Dans cette destruction d’un certain ordre et de son remplacement par un autre, la dynamite joue donc un rôle important. Elle est la métaphore de la poésie qui transforme le monde en le faisant exploser. C’est de cette action d’abolition et de création que parle l’auteur Dans son Journal de captivité, en date du 3 décembre 1944. C’est une sorte de combat que mène l’écrivain avec les mots et les idées ‘: « Etre aux prises avec des combats gigantesques de mots, d’idées, de pathétique et de tendresse. Abolir et créer. Enorme appétit de corps et d’esprit. »’ 507

Le poète est donc celui qui possède le pouvoir magique de transformer le monde. On a vu que dans Jean le Bleu , le poète est défini par sa capacité de faire comme le teinturier : ‘« d’un blanc il fait le rouge »’ (II, 154). Autrement dit, celui qui parvient à donner à la réalité ses propres couleurs. C’est le cas, par exemple, des bergers du Serpent d’étoiles , dont nous avons parlé, qui, grâce à leur musique et au drame qu’ils jouent, recréent le monde à leur façon. Ils miment, sur le mode poétique, la Genèse elle-même.
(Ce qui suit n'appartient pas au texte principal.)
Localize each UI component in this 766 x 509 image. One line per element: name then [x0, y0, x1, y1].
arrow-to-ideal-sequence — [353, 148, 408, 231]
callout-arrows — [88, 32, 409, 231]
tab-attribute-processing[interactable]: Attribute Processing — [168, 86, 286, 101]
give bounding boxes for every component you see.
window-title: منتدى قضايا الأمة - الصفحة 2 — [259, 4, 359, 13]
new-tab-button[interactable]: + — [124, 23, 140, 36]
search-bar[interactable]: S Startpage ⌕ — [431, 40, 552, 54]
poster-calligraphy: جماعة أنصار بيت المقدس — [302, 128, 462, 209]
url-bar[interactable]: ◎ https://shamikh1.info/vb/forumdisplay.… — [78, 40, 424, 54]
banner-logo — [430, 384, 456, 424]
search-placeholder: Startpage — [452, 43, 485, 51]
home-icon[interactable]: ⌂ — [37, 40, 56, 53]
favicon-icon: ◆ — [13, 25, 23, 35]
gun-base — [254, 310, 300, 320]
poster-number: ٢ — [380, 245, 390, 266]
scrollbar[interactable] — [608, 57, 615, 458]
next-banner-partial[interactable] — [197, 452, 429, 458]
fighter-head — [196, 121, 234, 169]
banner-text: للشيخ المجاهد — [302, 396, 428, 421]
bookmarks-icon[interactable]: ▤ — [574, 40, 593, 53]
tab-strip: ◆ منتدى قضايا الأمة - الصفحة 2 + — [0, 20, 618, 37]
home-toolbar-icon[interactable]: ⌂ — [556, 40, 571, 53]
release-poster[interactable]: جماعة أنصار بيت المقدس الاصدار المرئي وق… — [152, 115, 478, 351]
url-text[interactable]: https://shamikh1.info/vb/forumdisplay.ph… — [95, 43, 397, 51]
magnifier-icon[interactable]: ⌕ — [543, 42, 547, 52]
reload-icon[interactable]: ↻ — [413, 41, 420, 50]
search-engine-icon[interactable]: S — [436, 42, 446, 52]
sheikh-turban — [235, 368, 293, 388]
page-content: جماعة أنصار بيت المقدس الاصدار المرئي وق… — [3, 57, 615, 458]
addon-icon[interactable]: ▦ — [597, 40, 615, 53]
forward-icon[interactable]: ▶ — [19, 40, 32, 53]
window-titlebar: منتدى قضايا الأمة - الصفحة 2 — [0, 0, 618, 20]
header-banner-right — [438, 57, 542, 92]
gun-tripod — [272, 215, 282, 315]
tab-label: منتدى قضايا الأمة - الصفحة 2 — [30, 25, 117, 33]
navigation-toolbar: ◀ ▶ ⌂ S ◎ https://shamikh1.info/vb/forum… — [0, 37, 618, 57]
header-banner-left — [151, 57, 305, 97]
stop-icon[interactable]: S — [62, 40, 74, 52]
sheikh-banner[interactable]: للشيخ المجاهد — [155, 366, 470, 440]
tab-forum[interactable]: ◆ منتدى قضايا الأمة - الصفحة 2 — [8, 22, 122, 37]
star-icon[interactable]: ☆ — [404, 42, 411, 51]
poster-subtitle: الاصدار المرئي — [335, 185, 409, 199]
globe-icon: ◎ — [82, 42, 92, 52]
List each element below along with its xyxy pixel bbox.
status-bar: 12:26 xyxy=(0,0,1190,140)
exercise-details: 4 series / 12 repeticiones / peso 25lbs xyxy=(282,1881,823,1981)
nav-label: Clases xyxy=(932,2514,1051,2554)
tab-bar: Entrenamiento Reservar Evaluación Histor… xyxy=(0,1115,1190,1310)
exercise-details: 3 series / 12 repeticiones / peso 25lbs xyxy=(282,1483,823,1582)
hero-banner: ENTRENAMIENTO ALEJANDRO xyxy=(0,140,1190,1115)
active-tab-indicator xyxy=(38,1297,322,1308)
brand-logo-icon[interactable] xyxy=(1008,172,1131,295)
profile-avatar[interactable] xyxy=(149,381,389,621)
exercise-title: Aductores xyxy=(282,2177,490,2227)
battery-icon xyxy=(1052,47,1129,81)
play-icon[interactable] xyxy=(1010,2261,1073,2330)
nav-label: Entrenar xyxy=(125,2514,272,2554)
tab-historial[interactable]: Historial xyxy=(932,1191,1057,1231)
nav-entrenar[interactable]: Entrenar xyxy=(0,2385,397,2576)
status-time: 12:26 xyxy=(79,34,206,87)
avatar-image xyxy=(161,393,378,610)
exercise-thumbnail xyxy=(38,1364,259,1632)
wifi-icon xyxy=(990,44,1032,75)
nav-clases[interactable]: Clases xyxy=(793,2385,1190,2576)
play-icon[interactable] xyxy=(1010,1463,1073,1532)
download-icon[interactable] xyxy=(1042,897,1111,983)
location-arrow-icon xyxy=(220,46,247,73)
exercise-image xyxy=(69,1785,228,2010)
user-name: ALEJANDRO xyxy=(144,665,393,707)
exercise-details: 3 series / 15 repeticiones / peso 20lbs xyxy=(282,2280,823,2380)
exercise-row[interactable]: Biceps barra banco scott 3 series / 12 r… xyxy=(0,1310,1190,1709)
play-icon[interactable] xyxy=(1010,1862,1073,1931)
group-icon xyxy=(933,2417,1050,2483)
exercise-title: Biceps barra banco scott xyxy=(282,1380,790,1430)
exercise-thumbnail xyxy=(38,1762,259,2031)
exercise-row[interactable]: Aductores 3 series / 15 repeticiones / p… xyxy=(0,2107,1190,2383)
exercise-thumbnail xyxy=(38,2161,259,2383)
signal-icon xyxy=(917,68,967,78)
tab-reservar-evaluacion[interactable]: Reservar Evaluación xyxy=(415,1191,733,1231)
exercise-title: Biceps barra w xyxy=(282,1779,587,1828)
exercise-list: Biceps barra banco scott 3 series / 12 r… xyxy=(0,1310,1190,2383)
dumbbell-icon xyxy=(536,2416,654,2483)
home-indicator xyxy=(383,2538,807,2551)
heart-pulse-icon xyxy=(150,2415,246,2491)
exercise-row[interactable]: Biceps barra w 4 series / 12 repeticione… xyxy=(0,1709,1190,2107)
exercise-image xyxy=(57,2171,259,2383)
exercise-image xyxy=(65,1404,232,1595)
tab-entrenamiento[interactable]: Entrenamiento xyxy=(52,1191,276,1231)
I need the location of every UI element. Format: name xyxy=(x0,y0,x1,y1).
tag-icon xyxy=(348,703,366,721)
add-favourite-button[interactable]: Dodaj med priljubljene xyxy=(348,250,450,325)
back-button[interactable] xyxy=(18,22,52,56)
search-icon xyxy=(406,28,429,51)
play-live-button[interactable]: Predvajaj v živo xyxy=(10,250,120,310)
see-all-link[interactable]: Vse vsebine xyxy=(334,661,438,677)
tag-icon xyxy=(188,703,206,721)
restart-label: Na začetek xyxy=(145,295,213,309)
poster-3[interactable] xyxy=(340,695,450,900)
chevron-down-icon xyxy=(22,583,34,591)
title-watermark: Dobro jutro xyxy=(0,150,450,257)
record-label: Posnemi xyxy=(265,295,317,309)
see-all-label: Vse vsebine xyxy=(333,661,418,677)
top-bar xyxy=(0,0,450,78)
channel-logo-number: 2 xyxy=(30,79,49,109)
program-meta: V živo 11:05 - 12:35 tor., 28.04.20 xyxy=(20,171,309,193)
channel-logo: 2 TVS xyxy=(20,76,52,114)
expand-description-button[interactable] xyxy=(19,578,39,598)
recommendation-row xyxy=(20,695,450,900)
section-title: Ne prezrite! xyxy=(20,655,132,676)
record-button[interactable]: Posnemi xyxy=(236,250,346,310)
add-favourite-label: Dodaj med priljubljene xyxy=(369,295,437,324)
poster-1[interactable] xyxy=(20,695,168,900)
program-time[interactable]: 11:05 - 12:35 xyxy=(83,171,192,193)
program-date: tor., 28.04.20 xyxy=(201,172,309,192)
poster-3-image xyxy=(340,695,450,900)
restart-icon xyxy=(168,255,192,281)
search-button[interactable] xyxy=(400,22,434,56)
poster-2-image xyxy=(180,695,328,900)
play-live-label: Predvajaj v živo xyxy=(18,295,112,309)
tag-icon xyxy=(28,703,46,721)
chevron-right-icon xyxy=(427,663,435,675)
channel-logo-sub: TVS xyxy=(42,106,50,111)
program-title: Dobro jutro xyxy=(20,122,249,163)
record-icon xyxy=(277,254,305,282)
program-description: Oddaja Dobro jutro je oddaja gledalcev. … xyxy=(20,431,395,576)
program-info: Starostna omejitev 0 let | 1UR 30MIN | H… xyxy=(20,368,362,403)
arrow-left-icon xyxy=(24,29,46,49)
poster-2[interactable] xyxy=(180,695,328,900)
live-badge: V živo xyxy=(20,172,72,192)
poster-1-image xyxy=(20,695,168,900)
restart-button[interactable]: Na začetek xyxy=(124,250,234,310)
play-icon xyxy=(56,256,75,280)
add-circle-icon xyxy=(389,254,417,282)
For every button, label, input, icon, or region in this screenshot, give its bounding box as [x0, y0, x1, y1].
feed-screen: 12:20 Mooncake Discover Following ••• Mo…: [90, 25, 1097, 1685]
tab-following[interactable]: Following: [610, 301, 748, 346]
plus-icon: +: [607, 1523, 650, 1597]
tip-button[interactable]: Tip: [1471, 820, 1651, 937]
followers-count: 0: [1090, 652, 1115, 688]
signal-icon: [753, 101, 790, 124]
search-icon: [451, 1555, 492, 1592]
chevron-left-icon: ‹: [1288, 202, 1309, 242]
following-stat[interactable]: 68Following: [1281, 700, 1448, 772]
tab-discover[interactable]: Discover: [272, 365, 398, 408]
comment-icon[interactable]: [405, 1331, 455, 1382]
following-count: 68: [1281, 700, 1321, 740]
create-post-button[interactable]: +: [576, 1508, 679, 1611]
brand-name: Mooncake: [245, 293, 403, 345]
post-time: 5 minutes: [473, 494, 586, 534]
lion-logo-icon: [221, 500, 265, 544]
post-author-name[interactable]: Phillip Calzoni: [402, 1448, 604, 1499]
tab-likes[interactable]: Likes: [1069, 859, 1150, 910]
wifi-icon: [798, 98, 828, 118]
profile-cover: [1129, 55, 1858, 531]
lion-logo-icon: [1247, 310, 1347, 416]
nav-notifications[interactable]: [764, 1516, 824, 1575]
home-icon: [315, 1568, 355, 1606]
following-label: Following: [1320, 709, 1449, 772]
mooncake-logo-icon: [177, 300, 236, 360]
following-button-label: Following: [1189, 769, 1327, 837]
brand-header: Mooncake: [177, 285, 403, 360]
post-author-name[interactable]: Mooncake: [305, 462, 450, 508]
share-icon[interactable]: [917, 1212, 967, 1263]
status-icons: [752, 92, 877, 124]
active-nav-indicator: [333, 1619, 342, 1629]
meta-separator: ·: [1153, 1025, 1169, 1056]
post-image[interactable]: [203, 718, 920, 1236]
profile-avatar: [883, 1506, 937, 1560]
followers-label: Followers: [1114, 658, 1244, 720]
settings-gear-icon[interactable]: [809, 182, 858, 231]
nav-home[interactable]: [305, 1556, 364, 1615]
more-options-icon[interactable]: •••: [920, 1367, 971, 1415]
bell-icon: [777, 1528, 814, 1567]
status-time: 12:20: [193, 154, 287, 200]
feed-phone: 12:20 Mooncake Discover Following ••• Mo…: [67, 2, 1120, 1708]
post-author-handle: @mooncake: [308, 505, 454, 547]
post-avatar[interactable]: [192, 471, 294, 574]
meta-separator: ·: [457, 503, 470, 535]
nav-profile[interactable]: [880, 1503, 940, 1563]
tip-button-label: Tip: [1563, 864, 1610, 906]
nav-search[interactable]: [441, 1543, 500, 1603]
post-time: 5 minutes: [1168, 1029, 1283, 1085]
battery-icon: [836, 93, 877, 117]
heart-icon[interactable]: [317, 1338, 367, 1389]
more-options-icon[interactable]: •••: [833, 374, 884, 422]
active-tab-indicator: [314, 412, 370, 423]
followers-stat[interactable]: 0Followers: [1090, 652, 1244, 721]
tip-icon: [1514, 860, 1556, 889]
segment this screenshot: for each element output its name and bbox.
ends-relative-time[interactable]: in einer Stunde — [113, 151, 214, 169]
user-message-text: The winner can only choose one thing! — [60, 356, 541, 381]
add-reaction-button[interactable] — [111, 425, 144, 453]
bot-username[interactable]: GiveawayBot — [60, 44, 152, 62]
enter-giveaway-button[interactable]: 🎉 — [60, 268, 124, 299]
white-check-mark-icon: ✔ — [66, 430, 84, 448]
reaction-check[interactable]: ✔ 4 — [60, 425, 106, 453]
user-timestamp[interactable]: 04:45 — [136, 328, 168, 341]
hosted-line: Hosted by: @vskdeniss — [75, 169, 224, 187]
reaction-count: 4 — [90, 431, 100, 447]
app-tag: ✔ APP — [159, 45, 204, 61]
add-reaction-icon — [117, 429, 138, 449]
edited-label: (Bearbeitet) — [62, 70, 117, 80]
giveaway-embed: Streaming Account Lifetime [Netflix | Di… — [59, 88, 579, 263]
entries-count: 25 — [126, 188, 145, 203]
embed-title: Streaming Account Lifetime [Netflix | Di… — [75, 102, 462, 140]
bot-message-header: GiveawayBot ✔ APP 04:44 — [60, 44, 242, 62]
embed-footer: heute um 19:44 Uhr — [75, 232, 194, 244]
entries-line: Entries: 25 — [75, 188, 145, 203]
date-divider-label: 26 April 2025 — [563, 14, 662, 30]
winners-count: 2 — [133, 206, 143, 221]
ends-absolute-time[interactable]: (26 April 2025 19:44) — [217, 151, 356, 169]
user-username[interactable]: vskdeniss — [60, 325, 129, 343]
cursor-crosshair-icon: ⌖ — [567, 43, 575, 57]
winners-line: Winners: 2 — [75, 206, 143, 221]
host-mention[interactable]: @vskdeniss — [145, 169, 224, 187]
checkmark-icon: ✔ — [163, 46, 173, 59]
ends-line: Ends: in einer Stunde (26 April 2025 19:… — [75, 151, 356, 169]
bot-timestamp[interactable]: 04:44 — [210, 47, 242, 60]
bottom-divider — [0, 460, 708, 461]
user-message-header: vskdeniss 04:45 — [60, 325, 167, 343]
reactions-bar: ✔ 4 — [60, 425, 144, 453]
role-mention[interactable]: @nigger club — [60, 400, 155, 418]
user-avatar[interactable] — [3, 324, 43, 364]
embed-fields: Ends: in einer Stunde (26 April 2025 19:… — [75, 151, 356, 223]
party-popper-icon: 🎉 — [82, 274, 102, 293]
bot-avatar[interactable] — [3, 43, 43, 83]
Mais cette recréation n’est possible que grâce à un langage particulier dont doit disposer le poète. En effet, le poète est celui qui possède le pouvoir du langage. Car il ne suffit pas de sentir le monde d’une certaine façon, il faut au poète communiquer et faire partager ses sensations. C’est d’abord une capacité de faire naître des images, comme le Sarde du Se r pent d’étoiles qui est « un accoucheur d’images » (VII, 107). En créant un monde par leur drame, le Sarde et ses camarades donnent à la parole un rôle démiurgique. Ce rôle est propre surtout aux textes d’avant guerre. Dans le langage qu’il adopte, le poète évite les sentiers battus. Il se crée un langage propre à lui. Car le langage confère au poète un nouvel « être » et un pouvoir « faire » : tel est le cas d’Ulysse, de Bobi ou de Melville, comme on le verra plus loin.

Notes
505.

Voir V. de MONTMOLLIN, « Notes et variantes » sur Triomphe de la vie , Op. cit., note n°2 de la p.680.

506.

R. RICATTE, « Notes sur un projet de Giono », III, 1273.

507.

« Portrait de l’artiste par lui-même », Op. cit., p. 59-60.